Arthur Brooks, experto en felicidad de Harvard, explica cómo alcanzar la felicidad después de los 40: “la fórmula real es querer menos”

La manera de buscar la felicidad puede cambiar con el paso de los años. Para el investigador de la felicidad Arthur Brooks, profesor de Harvard, autor, orador público y académico estadounidense, uno de los cambios más importantes al llegar a la segunda mitad de la vida consiste en dejar de concentrarse únicamente en conseguir más y comenzar a preguntarse qué cosas realmente vale la pena conservar.
Según Brooks, muchas personas pasan la primera etapa de su vida persiguiendo dinero, poder, placer, reconocimiento y otros objetivos; sin embargo, considera que ese enfoque puede modificarse con la edad para encontrar una satisfacción más duradera.
Su propuesta no consiste en abandonar las metas, sino en aprender a identificar cuáles deseos son realmente necesarios.
La felicidad también puede estar en querer menos
“Lo que hacen las personas felices y exitosas en la segunda mitad de sus vidas es pasar de sumar a restar”, afirma Brooks. “La Madre Naturaleza te dice que la satisfacción viene de tener más. ¿Más de qué? Más dinero, más poder, más placer, más honor, más de todo. Más. Pero ese no es el secreto. La verdadera fórmula de la felicidad es tener todas las cosas que tienes divididas entre las cosas que quieres”.
Para el especialista, existen dos caminos para aumentar la satisfacción personal.
“Hay dos formas de obtener una mayor satisfacción”, explica. “Está la vieja e ineficiente manera de tener más, tener más, tener más. O está la manera eficiente y duradera de querer menos”.

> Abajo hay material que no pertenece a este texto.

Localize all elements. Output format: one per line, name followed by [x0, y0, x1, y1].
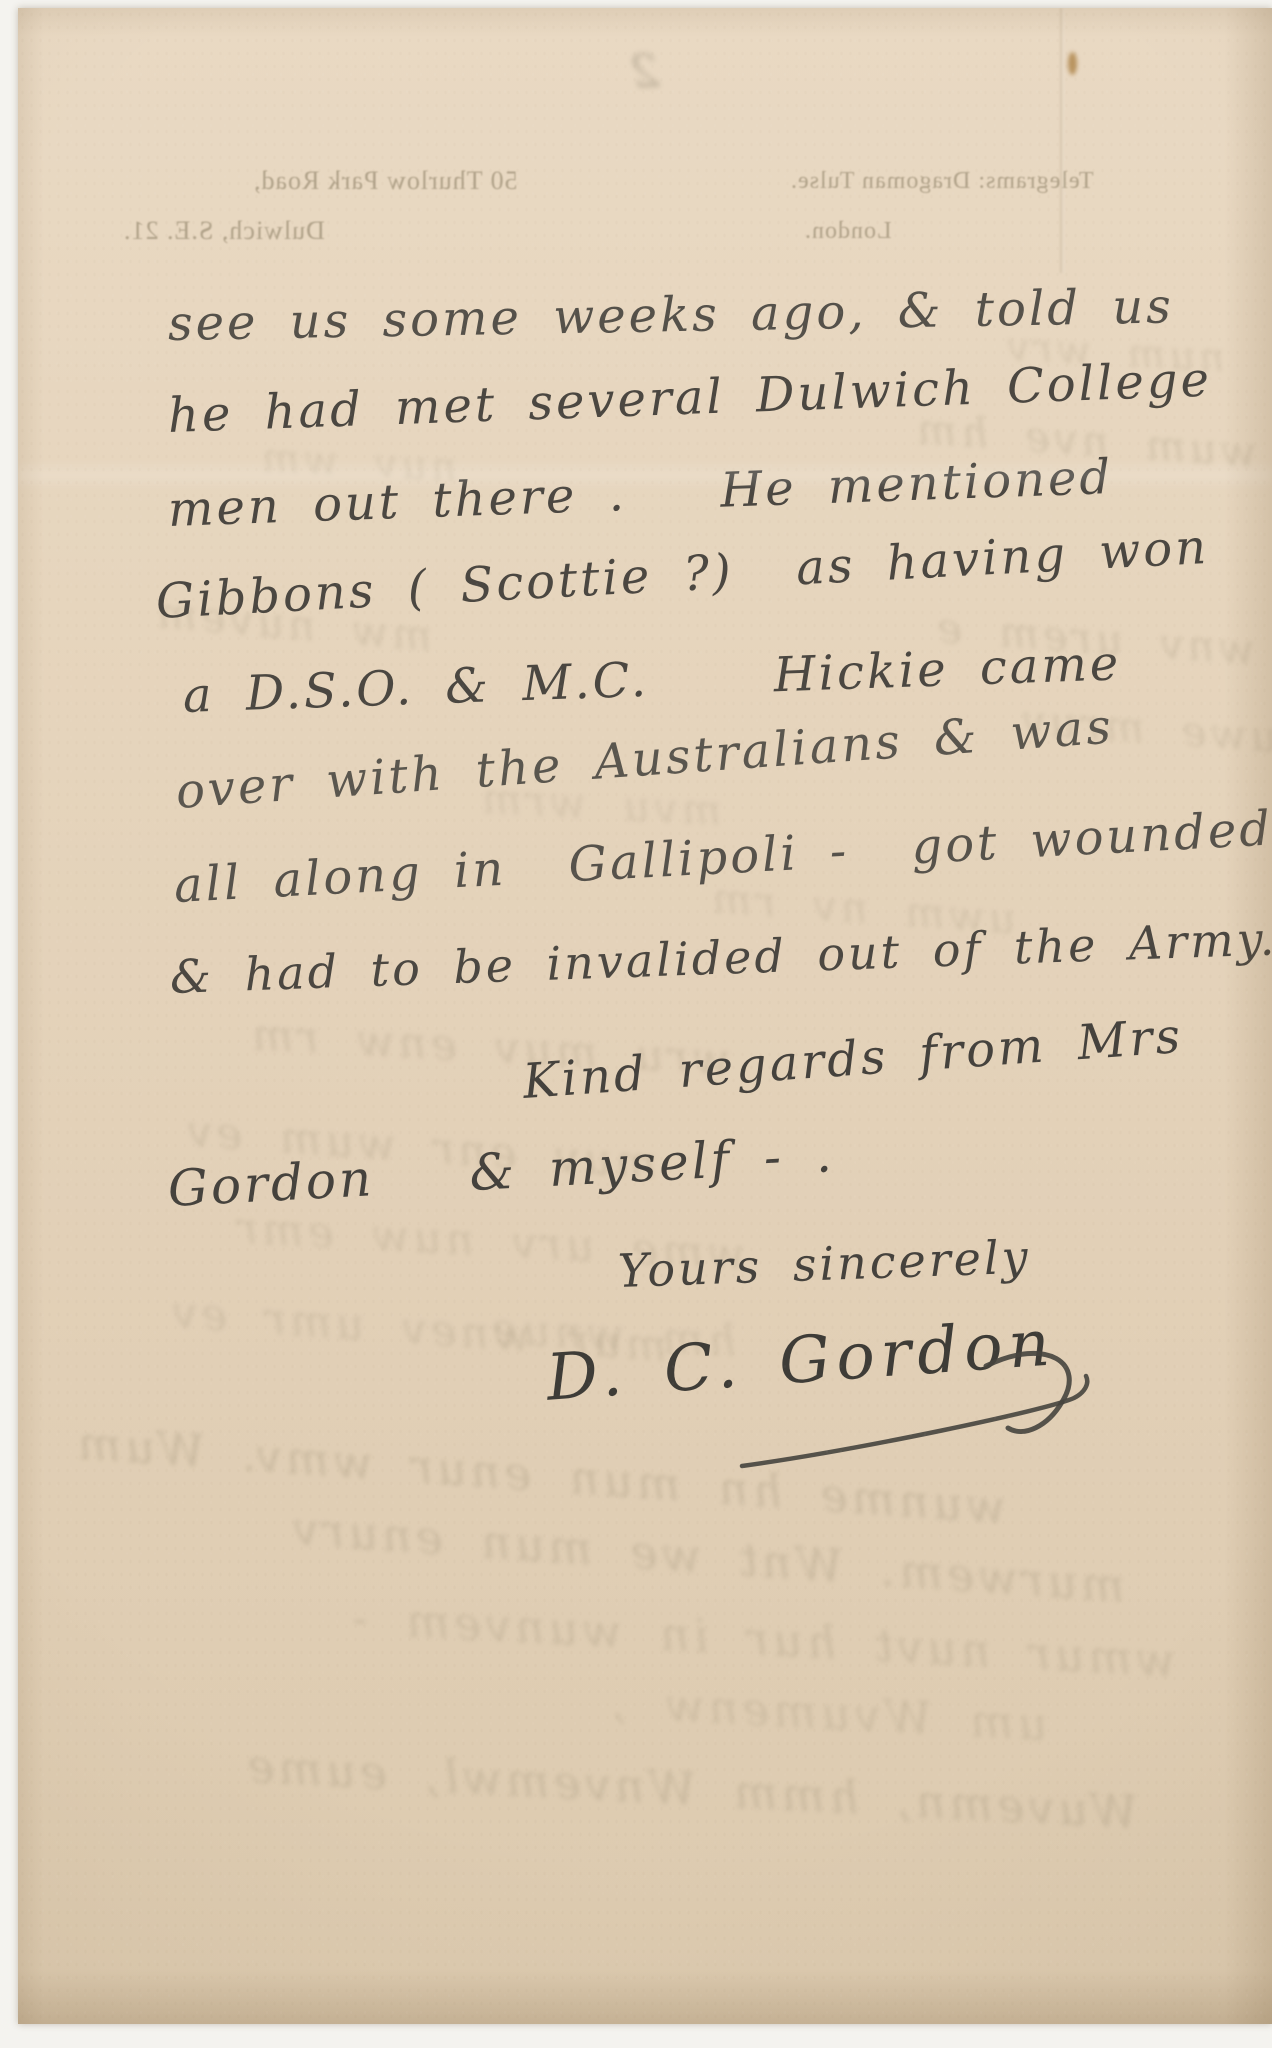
letterhead-address-bleedthrough: 50 Thurlow Park Road,: [253, 166, 518, 196]
handwriting-line: & had to be invalided out of the Army.: [169, 911, 1272, 1004]
letterhead-telegrams-bleedthrough: Telegrams: Dragoman Tulse.: [790, 168, 1094, 195]
paper-fold-streak: [18, 460, 1272, 490]
signature-flourish-stroke: [718, 1344, 1188, 1504]
letter-page: 50 Thurlow Park Road, Dulwich, S.E. 21. …: [18, 8, 1272, 2024]
handwriting-line: Kind regards from Mrs: [521, 1008, 1185, 1110]
letterhead-telegrams-city-bleedthrough: London.: [804, 218, 892, 245]
bleedthrough-line: um Wvumenw ,: [607, 1675, 1049, 1752]
letterhead-address-city-bleedthrough: Dulwich, S.E. 21.: [123, 216, 325, 246]
paper-crease: [1060, 8, 1064, 273]
page-number-bleedthrough: 2: [629, 43, 661, 98]
foxing-spot: [1068, 52, 1077, 75]
scan-backing: { "document_kind": "handwritten letter, …: [0, 0, 1272, 2048]
bleedthrough-line: Wuvemn, hmm Wnvemwl, eume: [242, 1739, 1139, 1840]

De esta forma, reducir deseos innecesarios puede convertirse en una estrategia para afrontar la segunda mitad de la vida.
Una forma sencilla de revisar los propios deseos
Brooks propone analizar los objetivos personales y preguntarse cuáles tienen un significado genuino.

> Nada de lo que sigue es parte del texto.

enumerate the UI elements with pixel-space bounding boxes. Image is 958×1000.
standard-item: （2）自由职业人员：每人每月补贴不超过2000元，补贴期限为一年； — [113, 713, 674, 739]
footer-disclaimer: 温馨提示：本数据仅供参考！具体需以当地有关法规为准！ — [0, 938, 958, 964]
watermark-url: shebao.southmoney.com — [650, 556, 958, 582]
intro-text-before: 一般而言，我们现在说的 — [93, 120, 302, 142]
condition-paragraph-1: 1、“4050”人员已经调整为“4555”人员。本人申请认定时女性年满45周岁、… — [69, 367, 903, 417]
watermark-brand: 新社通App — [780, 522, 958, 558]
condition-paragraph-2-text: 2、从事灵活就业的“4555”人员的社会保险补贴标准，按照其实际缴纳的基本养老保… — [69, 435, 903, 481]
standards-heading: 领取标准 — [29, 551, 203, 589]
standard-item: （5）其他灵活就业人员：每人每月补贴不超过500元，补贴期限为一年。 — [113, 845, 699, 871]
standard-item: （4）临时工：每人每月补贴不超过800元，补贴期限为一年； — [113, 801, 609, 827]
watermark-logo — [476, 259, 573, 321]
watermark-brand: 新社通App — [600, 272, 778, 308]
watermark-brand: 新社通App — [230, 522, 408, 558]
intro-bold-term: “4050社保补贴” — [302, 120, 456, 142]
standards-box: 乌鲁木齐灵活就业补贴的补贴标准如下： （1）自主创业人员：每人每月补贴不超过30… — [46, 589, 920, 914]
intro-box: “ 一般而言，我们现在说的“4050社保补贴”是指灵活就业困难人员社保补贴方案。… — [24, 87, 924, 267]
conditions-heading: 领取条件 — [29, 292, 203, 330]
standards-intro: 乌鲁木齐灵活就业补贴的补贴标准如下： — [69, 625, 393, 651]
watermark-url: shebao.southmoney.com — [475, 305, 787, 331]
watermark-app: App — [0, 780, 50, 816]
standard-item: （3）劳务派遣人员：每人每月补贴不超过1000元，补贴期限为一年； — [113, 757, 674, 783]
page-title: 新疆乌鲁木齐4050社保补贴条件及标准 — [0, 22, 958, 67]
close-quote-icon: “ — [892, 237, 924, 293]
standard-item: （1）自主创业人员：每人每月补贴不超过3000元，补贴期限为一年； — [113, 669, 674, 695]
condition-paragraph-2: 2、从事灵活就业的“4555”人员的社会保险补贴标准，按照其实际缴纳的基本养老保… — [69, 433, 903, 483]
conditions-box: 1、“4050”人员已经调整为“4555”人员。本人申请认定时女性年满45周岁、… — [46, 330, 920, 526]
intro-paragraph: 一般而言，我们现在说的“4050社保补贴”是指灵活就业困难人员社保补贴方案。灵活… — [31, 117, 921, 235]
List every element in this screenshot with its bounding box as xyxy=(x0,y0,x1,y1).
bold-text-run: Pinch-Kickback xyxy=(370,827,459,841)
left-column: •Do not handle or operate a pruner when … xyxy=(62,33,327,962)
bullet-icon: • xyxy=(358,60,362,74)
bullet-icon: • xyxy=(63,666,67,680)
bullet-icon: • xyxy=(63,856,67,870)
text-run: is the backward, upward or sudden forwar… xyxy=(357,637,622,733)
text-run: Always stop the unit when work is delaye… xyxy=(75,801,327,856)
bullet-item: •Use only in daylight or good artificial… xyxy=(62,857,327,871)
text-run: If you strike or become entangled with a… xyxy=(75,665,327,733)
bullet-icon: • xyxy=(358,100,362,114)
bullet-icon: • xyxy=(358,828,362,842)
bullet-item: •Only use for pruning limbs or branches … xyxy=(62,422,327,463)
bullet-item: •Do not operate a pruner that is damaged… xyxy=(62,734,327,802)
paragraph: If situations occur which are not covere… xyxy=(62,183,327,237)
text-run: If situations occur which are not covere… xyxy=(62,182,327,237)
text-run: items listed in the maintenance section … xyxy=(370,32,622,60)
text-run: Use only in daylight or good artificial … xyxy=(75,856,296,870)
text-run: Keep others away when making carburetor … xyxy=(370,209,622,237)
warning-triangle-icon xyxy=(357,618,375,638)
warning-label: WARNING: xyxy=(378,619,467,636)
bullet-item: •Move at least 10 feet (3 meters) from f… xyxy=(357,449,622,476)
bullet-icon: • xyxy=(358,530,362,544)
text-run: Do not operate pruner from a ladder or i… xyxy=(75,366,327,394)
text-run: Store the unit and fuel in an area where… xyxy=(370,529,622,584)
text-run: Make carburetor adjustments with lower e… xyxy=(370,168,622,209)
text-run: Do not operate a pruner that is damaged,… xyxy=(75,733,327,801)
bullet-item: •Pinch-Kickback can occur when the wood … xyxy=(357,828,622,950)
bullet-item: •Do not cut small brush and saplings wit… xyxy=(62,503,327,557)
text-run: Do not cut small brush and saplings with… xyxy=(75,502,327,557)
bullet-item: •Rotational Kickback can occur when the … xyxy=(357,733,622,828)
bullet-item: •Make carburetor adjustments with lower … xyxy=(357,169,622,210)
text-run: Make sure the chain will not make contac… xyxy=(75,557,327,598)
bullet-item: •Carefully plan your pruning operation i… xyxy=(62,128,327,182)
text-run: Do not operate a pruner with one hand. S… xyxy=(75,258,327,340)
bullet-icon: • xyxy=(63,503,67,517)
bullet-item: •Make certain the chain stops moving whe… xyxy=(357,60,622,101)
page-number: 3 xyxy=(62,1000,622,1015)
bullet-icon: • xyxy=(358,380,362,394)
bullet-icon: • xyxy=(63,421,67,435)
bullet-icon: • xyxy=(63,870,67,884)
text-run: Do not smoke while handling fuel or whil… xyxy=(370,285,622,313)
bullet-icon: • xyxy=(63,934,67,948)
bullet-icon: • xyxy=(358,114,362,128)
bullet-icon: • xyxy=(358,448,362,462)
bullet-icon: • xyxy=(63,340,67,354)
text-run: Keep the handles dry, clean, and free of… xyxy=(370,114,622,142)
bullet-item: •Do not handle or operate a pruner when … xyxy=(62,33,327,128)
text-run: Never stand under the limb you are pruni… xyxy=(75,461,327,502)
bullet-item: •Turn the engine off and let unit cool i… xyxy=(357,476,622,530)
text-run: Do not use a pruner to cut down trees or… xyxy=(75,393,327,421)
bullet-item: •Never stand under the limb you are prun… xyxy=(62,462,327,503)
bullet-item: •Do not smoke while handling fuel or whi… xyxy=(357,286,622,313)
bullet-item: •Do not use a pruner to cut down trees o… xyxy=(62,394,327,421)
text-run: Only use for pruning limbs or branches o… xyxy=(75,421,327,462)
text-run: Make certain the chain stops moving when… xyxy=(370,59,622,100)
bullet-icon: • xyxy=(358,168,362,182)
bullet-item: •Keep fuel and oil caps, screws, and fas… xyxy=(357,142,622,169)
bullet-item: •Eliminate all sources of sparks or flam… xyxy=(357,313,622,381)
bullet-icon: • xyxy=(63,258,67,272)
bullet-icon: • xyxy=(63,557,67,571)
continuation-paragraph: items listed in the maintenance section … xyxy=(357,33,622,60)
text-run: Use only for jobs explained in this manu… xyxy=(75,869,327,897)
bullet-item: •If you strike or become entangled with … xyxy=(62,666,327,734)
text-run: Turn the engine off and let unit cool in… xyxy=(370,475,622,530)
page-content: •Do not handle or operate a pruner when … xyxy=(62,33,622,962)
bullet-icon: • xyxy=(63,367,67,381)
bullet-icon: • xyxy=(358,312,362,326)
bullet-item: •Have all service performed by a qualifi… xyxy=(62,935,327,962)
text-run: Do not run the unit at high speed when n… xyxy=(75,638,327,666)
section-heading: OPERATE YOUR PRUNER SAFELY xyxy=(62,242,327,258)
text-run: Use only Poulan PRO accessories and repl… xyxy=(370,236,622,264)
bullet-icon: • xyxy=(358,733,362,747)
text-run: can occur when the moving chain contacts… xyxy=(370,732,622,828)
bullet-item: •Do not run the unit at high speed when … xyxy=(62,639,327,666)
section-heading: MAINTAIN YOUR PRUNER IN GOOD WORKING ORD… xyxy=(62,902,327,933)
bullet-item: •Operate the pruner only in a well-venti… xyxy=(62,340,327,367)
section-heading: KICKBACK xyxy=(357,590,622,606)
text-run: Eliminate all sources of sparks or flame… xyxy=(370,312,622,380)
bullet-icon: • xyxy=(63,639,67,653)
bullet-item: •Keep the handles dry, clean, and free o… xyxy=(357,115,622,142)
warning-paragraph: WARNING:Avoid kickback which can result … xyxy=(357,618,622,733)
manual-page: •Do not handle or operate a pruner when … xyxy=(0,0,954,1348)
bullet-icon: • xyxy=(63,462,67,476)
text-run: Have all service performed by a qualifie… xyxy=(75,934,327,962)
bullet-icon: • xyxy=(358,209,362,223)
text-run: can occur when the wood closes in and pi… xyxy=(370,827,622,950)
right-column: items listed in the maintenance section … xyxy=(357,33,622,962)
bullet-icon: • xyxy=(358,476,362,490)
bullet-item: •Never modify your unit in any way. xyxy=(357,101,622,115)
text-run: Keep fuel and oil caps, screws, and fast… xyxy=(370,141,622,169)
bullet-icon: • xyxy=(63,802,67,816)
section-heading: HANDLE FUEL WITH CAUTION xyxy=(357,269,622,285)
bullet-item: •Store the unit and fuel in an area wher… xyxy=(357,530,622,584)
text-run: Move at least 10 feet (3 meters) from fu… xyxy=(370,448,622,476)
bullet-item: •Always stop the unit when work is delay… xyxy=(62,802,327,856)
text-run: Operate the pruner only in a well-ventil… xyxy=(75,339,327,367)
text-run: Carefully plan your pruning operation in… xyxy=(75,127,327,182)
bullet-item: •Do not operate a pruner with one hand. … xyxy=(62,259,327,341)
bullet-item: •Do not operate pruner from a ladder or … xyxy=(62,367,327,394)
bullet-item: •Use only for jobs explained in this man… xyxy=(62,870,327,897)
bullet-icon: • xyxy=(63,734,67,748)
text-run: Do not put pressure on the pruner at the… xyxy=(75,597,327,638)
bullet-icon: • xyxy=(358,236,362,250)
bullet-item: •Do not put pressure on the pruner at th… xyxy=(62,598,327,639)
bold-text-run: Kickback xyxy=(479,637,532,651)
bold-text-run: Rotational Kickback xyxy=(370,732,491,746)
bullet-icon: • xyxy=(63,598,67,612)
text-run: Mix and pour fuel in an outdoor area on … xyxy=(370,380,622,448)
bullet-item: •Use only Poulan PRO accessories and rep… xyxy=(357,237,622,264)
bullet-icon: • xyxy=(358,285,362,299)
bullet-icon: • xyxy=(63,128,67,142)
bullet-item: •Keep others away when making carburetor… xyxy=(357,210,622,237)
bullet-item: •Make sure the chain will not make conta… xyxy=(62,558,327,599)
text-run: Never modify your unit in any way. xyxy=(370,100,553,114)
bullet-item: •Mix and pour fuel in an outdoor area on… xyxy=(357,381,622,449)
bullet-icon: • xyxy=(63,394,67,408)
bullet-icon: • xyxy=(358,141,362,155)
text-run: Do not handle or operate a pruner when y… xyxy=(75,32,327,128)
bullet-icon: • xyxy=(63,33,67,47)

“Un ejercicio útil es hacer una lista de tus principales objetivos y preguntarte: ¿Esto seguiría importándome si nadie más supiera que lo logré? Si la respuesta es no, puede que no sea un objetivo arraigado en el significado”, escribió el experto en LinkedIn.

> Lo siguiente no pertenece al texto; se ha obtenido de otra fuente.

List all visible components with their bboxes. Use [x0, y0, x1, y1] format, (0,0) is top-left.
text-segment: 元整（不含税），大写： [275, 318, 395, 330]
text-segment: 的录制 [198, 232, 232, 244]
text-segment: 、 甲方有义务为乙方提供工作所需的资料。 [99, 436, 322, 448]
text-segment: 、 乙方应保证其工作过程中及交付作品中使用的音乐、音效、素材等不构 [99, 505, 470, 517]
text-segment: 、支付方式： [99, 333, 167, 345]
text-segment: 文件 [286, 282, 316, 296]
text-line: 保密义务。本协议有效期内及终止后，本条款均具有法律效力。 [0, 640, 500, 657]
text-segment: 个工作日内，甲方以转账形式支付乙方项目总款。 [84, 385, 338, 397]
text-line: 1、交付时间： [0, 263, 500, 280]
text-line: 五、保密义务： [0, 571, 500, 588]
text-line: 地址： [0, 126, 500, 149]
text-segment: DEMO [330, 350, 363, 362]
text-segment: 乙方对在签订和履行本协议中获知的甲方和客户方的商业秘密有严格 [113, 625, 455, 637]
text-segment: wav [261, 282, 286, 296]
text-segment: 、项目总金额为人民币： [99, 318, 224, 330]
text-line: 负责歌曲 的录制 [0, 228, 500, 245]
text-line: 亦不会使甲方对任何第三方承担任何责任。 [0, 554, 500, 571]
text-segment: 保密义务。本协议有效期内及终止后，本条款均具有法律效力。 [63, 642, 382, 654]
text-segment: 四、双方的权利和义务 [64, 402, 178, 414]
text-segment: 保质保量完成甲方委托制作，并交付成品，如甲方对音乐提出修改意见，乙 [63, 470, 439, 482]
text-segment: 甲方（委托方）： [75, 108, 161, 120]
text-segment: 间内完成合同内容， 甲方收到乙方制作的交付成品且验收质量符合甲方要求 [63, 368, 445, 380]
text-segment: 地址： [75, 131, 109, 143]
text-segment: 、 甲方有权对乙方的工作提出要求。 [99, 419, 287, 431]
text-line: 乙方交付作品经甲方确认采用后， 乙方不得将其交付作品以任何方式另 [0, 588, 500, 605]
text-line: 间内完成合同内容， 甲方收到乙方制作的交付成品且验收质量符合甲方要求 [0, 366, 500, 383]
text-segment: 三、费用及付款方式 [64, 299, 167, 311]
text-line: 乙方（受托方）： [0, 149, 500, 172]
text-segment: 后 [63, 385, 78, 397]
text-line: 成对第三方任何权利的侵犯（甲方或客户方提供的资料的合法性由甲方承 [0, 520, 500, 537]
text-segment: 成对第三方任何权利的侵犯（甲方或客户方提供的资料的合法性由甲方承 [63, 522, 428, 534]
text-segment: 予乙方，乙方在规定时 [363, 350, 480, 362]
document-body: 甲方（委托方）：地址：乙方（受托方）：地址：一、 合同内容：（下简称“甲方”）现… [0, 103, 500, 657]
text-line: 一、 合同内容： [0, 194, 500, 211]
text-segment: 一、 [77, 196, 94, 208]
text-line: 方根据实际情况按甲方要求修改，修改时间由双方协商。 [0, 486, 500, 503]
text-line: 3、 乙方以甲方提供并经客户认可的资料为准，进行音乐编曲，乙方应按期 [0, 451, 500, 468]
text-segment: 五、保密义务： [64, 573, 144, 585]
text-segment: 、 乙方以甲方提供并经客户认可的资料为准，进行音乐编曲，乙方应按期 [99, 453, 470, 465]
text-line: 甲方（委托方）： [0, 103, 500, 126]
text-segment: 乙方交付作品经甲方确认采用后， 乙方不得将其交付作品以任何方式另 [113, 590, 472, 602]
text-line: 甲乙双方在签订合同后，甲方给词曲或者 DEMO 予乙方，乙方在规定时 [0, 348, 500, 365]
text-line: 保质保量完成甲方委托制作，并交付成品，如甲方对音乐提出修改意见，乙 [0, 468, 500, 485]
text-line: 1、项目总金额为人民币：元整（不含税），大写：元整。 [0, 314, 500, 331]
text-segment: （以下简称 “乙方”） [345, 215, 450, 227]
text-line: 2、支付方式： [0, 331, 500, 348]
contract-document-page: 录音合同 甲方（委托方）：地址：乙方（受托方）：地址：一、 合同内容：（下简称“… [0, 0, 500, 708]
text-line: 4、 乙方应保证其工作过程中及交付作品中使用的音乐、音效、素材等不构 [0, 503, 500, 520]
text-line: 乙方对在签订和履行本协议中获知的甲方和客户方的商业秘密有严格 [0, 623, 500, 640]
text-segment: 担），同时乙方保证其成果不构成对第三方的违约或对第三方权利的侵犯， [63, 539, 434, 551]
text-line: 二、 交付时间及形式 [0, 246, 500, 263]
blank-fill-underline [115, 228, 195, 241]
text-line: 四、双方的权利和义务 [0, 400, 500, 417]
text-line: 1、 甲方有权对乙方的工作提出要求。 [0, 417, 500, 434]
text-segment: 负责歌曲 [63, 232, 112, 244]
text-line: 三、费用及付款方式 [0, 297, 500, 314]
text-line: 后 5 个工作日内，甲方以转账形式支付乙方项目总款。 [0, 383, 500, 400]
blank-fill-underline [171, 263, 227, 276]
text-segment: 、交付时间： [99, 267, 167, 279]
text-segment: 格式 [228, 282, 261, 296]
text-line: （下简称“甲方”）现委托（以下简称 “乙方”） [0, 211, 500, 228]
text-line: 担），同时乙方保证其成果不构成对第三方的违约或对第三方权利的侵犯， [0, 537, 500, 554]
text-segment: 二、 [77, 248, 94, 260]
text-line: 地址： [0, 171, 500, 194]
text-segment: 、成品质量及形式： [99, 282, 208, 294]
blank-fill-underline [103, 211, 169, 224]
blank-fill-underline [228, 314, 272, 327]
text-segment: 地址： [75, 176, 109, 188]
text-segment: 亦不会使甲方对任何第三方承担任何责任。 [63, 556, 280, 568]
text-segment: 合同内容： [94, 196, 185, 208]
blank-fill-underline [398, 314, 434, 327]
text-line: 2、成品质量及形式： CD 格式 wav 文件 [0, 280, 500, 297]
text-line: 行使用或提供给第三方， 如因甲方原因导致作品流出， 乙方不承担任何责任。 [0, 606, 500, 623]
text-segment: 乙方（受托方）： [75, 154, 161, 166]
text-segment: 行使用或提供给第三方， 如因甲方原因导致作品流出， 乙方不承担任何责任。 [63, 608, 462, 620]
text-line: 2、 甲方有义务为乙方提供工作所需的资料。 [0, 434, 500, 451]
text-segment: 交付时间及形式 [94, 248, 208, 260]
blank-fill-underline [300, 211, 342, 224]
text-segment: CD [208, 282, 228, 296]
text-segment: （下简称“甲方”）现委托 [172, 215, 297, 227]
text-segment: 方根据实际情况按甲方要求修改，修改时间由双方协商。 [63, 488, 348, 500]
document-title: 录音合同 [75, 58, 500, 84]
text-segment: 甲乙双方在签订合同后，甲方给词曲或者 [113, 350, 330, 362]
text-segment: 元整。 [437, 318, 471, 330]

Esta revisión también puede ayudar a replantear qué significa tener éxito. En lugar de medir los logros únicamente por el estatus, el reconocimiento o la posición alcanzada, Brooks plantea que existe otra posibilidad relacionada con el servicio y con la construcción de vínculos más profundos.
Redefinir el éxito puede cambiar la vida
“En investigaciones sobre la satisfacción en la mediana edad, quienes reorientaron su ambición del estatus al servicio, especialmente los hombres, reportaron un mayor sentido de propósito y relaciones más profundas con el tiempo”, añade Brooks.
La idea es que el éxito no necesariamente desaparece, sino que puede adquirir un significado diferente conforme cambian las prioridades.
La gratitud también ocupa un lugar importante en esta búsqueda de bienestar. Dejar de perseguir constantemente aquello que todavía no se tiene permite prestar mayor atención a los aspectos positivos que ya forman parte de la vida, desde las relaciones personales hasta los amigos y la comunidad.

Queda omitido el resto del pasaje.